You are viewing a plain text version of this content. The canonical link for it is here.
Posted to issues@spark.apache.org by "Apache Spark (JIRA)" <ji...@apache.org> on 2018/11/19 11:21:00 UTC
[jira] [Commented] (SPARK-26114) Memory leak of
PartitionedPairBuffer when coalescing after
repartitionAndSortWithinPartitions
[ https://issues.apache.org/jira/browse/SPARK-26114?page=com.atlassian.jira.plugin.system.issuetabpanels:comment-tabpanel&focusedCommentId=16691575#comment-16691575 ]
Apache Spark commented on SPARK-26114:
--------------------------------------
User 'szhem' has created a pull request for this issue:
https://github.com/apache/spark/pull/23083
> Memory leak of PartitionedPairBuffer when coalescing after repartitionAndSortWithinPartitions
> ---------------------------------------------------------------------------------------------
>
> Key: SPARK-26114
> URL: https://issues.apache.org/jira/browse/SPARK-26114
> Project: Spark
> Issue Type: Bug
> Components: Spark Core
> Affects Versions: 2.2.2, 2.3.2, 2.4.0
> Environment: Spark 3.0.0-SNAPSHOT (master branch)
> Scala 2.11
> Yarn 2.7
> Reporter: Sergey Zhemzhitsky
> Priority: Major
> Attachments: run1-noparams-dominator-tree-externalsorter-gc-root.png, run1-noparams-dominator-tree-externalsorter.png, run1-noparams-dominator-tree.png
>
>
> Trying to use _coalesce_ after shuffle-oriented transformations leads to OutOfMemoryErrors or _Container killed by YARN for exceeding memory limits. X GB of Y GB physical memory used. Consider boostingspark.yarn.executor.memoryOverhead_.
> Discussion is [here|http://apache-spark-developers-list.1001551.n3.nabble.com/Coalesce-behaviour-td25289.html].
> The error happens when trying specify pretty small number of partitions in _coalesce_ call.
> *How to reproduce?*
> # Start spark-shell
> {code:bash}
> spark-shell \
> --num-executors=5 \
> --executor-cores=2 \
> --master=yarn \
> --deploy-mode=client \
> --conf spark.executor.memory=1g \
> --conf spark.dynamicAllocation.enabled=false \
> --conf spark.executor.extraJavaOptions='-XX:+HeapDumpOnOutOfMemoryError -XX:HeapDumpPath=/tmp -Dio.netty.noUnsafe=true'
> {code}
> Please note using _-Dio.netty.noUnsafe=true_ property. Preventing off-heap memory usage seems to be the only way to control the amount of memory used for shuffle data transferring by now.

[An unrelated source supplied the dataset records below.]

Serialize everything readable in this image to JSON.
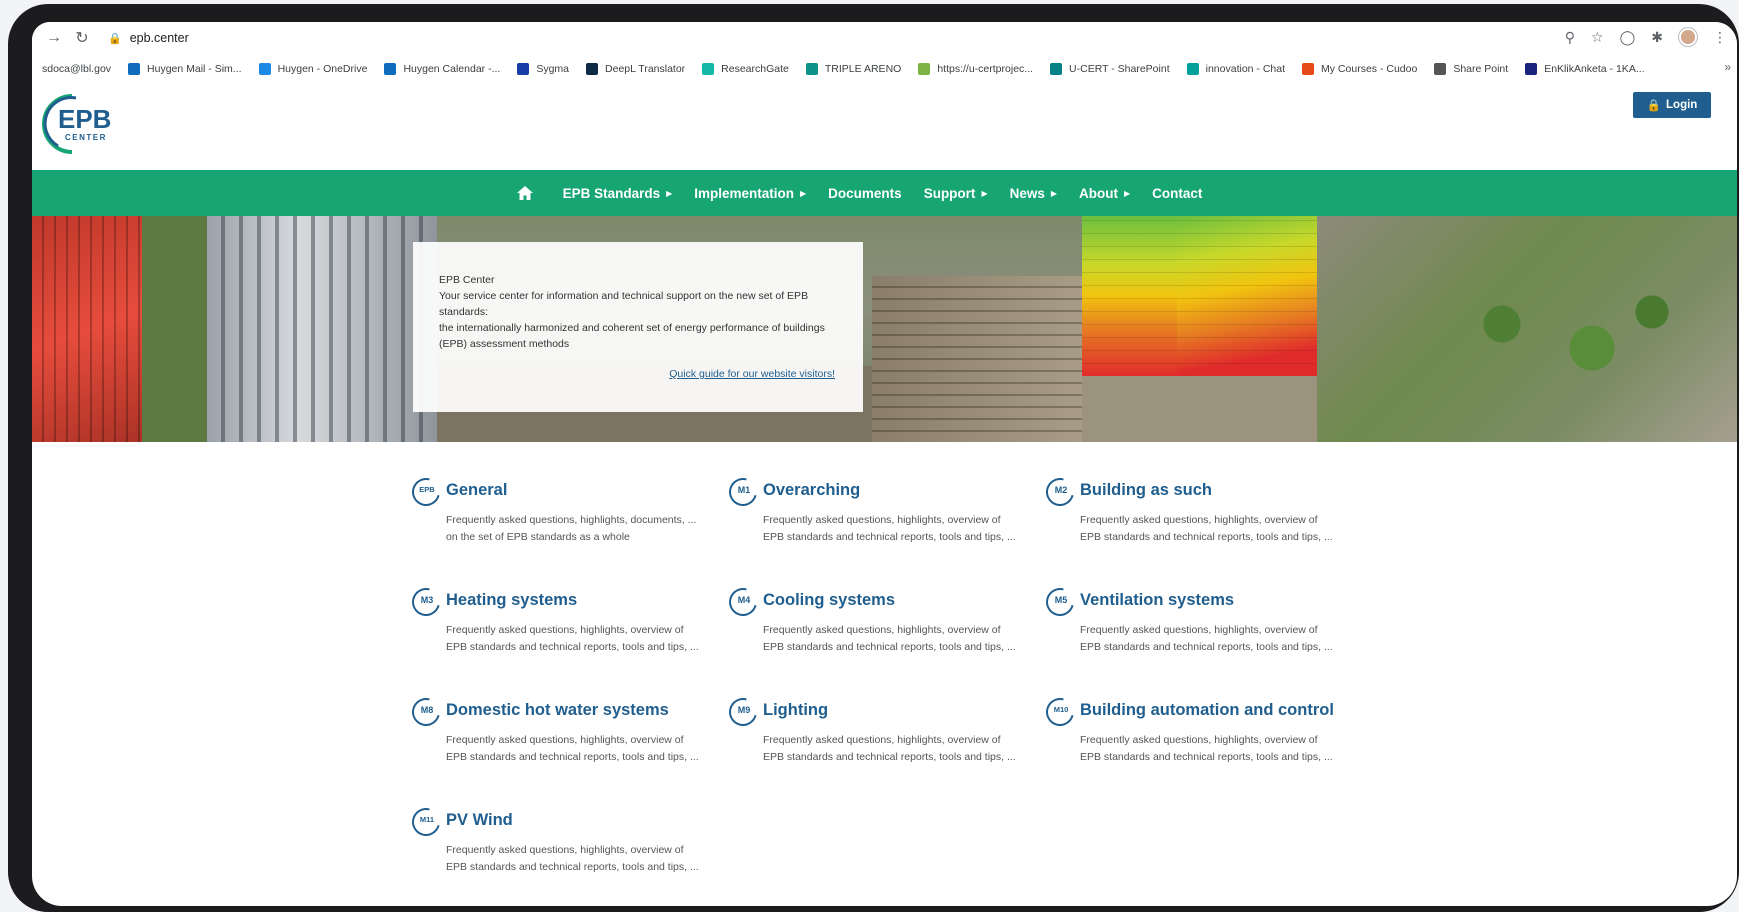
{
  "browser": {
    "url": "epb.center",
    "bookmarks": [
      {
        "label": "sdoca@lbl.gov",
        "color": "#ffffff"
      },
      {
        "label": "Huygen Mail - Sim...",
        "color": "#0f6cbd"
      },
      {
        "label": "Huygen - OneDrive",
        "color": "#1e88e5"
      },
      {
        "label": "Huygen Calendar -...",
        "color": "#0f6cbd"
      },
      {
        "label": "Sygma",
        "color": "#1a3ca6"
      },
      {
        "label": "DeepL Translator",
        "color": "#0f2b46"
      },
      {
        "label": "ResearchGate",
        "color": "#14b8a6"
      },
      {
        "label": "TRIPLE ARENO",
        "color": "#0d9488"
      },
      {
        "label": "https://u-certprojec...",
        "color": "#7cb342"
      },
      {
        "label": "U-CERT - SharePoint",
        "color": "#038387"
      },
      {
        "label": "innovation - Chat",
        "color": "#00a19a"
      },
      {
        "label": "My Courses - Cudoo",
        "color": "#e64a19"
      },
      {
        "label": "Share Point",
        "color": "#555555"
      },
      {
        "label": "EnKlikAnketa - 1KA...",
        "color": "#1a237e"
      }
    ]
  },
  "site": {
    "logo_text": "EPB",
    "logo_sub": "CENTER",
    "login_label": "Login",
    "nav": [
      {
        "label": "EPB Standards",
        "caret": true
      },
      {
        "label": "Implementation",
        "caret": true
      },
      {
        "label": "Documents",
        "caret": false
      },
      {
        "label": "Support",
        "caret": true
      },
      {
        "label": "News",
        "caret": true
      },
      {
        "label": "About",
        "caret": true
      },
      {
        "label": "Contact",
        "caret": false
      }
    ],
    "hero": {
      "title": "EPB Center",
      "line1": "Your service center for information and technical support on the new set of EPB standards:",
      "line2": "the internationally harmonized and coherent set of energy performance of buildings (EPB) assessment methods",
      "guide_link": "Quick guide for our website visitors!"
    },
    "categories": [
      {
        "badge": "EPB",
        "title": "General",
        "desc": "Frequently asked questions, highlights, documents, ... on the set of EPB standards as a whole"
      },
      {
        "badge": "M1",
        "title": "Overarching",
        "desc": "Frequently asked questions, highlights, overview of EPB standards and technical reports, tools and tips, ..."
      },
      {
        "badge": "M2",
        "title": "Building as such",
        "desc": "Frequently asked questions, highlights, overview of EPB standards and technical reports, tools and tips, ..."
      },
      {
        "badge": "M3",
        "title": "Heating systems",
        "desc": "Frequently asked questions, highlights, overview of EPB standards and technical reports, tools and tips, ..."
      },
      {
        "badge": "M4",
        "title": "Cooling systems",
        "desc": "Frequently asked questions, highlights, overview of EPB standards and technical reports, tools and tips, ..."
      },
      {
        "badge": "M5",
        "title": "Ventilation systems",
        "desc": "Frequently asked questions, highlights, overview of EPB standards and technical reports, tools and tips, ..."
      },
      {
        "badge": "M8",
        "title": "Domestic hot water systems",
        "desc": "Frequently asked questions, highlights, overview of EPB standards and technical reports, tools and tips, ..."
      },
      {
        "badge": "M9",
        "title": "Lighting",
        "desc": "Frequently asked questions, highlights, overview of EPB standards and technical reports, tools and tips, ..."
      },
      {
        "badge": "M10",
        "title": "Building automation and control",
        "desc": "Frequently asked questions, highlights, overview of EPB standards and technical reports, tools and tips, ..."
      },
      {
        "badge": "M11",
        "title": "PV Wind",
        "desc": "Frequently asked questions, highlights, overview of EPB standards and technical reports, tools and tips, ..."
      }
    ]
  },
  "colors": {
    "brand_green": "#17a673",
    "brand_blue": "#1f5e8e"
  }
}
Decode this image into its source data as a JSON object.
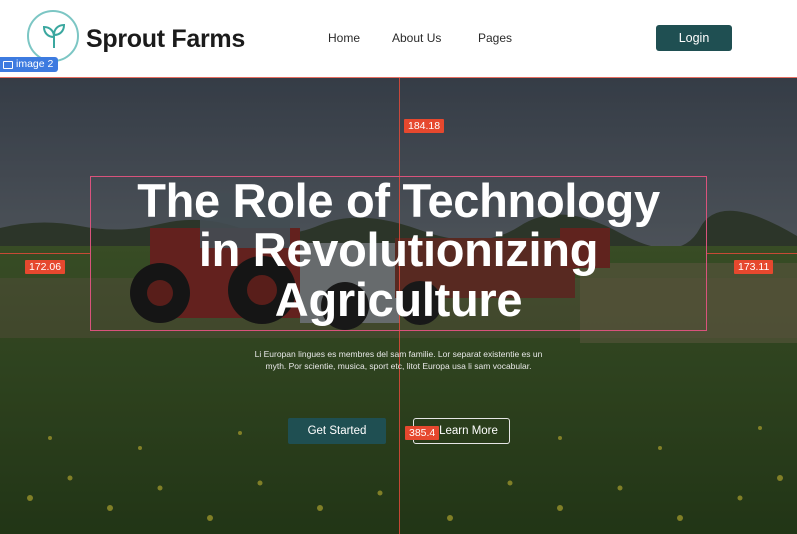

> Also note that the total number of cores allocated for job is 5x2=10
> # Then generate some test data
> {code:scala}
> import org.apache.hadoop.io._
> import org.apache.hadoop.io.compress._
> import org.apache.commons.lang._
> import org.apache.spark._
> // generate 100M records of sample data
> sc.makeRDD(1 to 1000, 1000)
> .flatMap(item => (1 to 100000)
> .map(i => new Text(RandomStringUtils.randomAlphanumeric(3).toLowerCase) -> new Text(RandomStringUtils.randomAlphanumeric(1024))))
> .saveAsSequenceFile("/tmp/random-strings", Some(classOf[GzipCodec]))
> {code}
> # Run the sample job
> {code:scala}
> import org.apache.hadoop.io._
> import org.apache.spark._
> import org.apache.spark.storage._
> val rdd = sc.sequenceFile("/tmp/random-strings", classOf[Text], classOf[Text])
> rdd
> .map(item => item._1.toString -> item._2.toString)
> .repartitionAndSortWithinPartitions(new HashPartitioner(1000))
> .coalesce(10,false)
> .count
> {code}
> Note that the number of partitions is equal to the total number of cores allocated to the job.
> Here is dominator tree from the heapdump
> !run1-noparams-dominator-tree.png|width=700!
> 4 instances of ExternalSorter, although there are only 2 concurrently running tasks per executor.
> !run1-noparams-dominator-tree-externalsorter.png|width=700!
> And paths to GC root of the already stopped ExternalSorter.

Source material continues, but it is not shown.